バレンタイン、貴方はどう過ごしますか?



  044:バレンタイン



  *水野竜也*小島有希*


「本命はお兄ちゃん、だっけ?」
「あら、良く分かってるじゃない。はいこれ」
「お前もベタなヤツだな、今時チロルチョコ本気で渡すかよ」
「本命以外のヤツにあげるチョコにお金はかけてらんないのよ」
「はいはい。で、後ろに持ってる青の小箱は、俺の?」
 思い切り赤らめた顔を見せた時点で、彼女の負けは決まり。
「アリガトウ」
 そして笑顔の彼の勝ち。










  *U-14*


「英士っ、何個だった?」
「……電話で開口一番それとはね…。
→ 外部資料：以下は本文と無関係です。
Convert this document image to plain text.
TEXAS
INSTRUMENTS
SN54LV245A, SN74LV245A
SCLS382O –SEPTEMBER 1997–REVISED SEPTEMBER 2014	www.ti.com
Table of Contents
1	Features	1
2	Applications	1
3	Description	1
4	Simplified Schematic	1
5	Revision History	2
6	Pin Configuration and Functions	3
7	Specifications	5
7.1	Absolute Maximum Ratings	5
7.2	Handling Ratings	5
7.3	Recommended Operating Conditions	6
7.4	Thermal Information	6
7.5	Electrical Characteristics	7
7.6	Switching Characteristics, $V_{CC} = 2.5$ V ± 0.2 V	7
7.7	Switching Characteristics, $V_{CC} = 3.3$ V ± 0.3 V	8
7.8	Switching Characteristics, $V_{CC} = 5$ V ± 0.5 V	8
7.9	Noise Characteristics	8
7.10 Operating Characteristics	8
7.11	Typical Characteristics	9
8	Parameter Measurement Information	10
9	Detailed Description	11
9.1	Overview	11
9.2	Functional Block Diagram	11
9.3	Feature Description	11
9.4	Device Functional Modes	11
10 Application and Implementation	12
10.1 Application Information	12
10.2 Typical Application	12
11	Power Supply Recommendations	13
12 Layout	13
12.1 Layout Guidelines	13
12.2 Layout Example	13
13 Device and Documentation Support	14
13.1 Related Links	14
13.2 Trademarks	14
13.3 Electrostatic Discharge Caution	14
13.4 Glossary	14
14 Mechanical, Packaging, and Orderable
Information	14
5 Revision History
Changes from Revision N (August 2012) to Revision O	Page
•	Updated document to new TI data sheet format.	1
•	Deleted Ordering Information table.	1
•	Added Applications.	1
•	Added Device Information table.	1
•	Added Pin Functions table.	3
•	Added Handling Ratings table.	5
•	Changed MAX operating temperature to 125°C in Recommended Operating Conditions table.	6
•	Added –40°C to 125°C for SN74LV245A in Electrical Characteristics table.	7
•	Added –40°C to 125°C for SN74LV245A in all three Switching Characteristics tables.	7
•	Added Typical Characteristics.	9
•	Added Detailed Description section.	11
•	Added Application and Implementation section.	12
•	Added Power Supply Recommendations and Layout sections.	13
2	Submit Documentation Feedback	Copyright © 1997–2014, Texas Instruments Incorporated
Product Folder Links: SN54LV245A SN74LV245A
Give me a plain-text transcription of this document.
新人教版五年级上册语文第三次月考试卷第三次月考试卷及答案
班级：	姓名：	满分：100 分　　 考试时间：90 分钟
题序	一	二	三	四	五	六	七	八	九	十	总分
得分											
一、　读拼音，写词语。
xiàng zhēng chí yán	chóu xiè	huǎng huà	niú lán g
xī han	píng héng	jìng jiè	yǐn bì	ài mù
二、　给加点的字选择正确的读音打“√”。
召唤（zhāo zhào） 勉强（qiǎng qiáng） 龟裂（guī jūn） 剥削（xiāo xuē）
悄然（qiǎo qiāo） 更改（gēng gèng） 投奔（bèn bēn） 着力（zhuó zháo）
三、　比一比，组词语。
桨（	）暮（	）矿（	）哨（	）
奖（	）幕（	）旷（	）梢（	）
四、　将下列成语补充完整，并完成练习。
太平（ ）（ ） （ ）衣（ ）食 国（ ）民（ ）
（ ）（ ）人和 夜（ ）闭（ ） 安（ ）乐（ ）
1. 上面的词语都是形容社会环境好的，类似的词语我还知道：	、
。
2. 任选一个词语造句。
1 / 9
バカ?」
「ばっバカって何だよそれー」
「バカみたいな言い方したからでしょ。ところで一馬は?」
「ああ、うん。一緒。さっき合流したから」
「俺はいつもの所に居るけど。女神の像のとこ」
「あ、みっけ!!英士、こっちこっち」
 大きく手を振って英士が振り向くのを確認すると結人は電話を切った。
「英士、早かったな」
 一馬が駆け寄ると英士は微笑した。
「まあね。行こうか」
「で、英士結局何個だったんだよ」
「結人こそ」
「俺様はモテモテ君だから20個は軽いね!」
「英士英士。結人さあ、近所のおばちゃんとか自分の母さんのも数に入れてんの」
「……」
「そんな熱い目で見るなよ…英士クン」
「一馬は?」
「ど、どうだっていいだろ」
「あー!何だよ、結構貰ってやがるな、この顔はっ」
 彼らにとっては、まだ女の子と付き合うよりも、友達同士で騒いでる方が性に合ってる。










  *椎名翼*西園寺玲*


「……」
「……」
「……なあに、翼」
「……べっつに」
「あら、私からのチョコレートがないから拗ねてるんでしょ」
「そ、そんなことない」
「じゃあ、要らないの?これ」
「……悔しいけど、要る」
 玲からひったくるようにして手に入れたのは、翼好みのビターチョコレート。










  *佐藤成樹*上條麻衣子*


「お嬢ー、チョコ頂戴」
「……何を言ってらっしゃいますの」
「今日バレンタインやん。とぼけやんとってや」
「そんな両手にチョコレートを抱えた方に差し上げるチョコレートなんて」
「「持ち合わせていませんから」?」
 上條は溜息を吐く。
「分かっているなら愚問ですわ」
「じゃあ、このチョコレート全部返してきたらお嬢はチョコくれるん?」
「そんなことありませんわ。そもそも持ってきていませんもの」
「持ってきてないっちゅうことは、作ってくれたん?」
「揚げ足取りのような言葉ばかり口になさるのね、違いますわ」
「えー、お嬢酷いなぁ」
 上條はもう一度溜息を吐いて、それから鞄を漁った。
「小島有希から押し付けられたクッキーで良ければどうぞ」
 笑顔で受け取る佐藤に、餌付けでもしている気になったのは仕方ないのかもしれない。










  *風祭将*桜井みゆき*


 去年は「調理実習」と誤魔化した。
 だから、今年こそは。

『風祭先輩へ
 ドイツでの生活はどうですか?少しは慣れましたか?
 サッカー部の皆さんも、受験勉強、頑張ってらっしゃるようです。
 たまに息抜きと称してサッカーをしに来て下さるんですよ。
 皆、サッカーが本当に好きなんだなあと嬉しくなります。

 そろそろバレンタインですね。私も先輩に送ります。
 届くまでに、形が崩れないといいのですが。

 それではまたお手紙書きますね。
 リハビリ、頑張ってください。

 桜井みゆき

 P.S. 先輩に、ずっと言いたいことがあります。
 それは、先輩が帰ってきたら、言いたいと思います。
 だから、帰って来て下さい。私たちは貴方の帰りをずっと待っていますから。』

 やっぱり書けなかった「好きです」の一言。
 それでも、あの人が帰ってきたら、きっと言うから。
 バレンタインは、そんな小さな勇気のエンジンだ。









 オムニバス形式第2弾。
 バレンタインっぽくないような気もしてきた初夏の午後(現在)。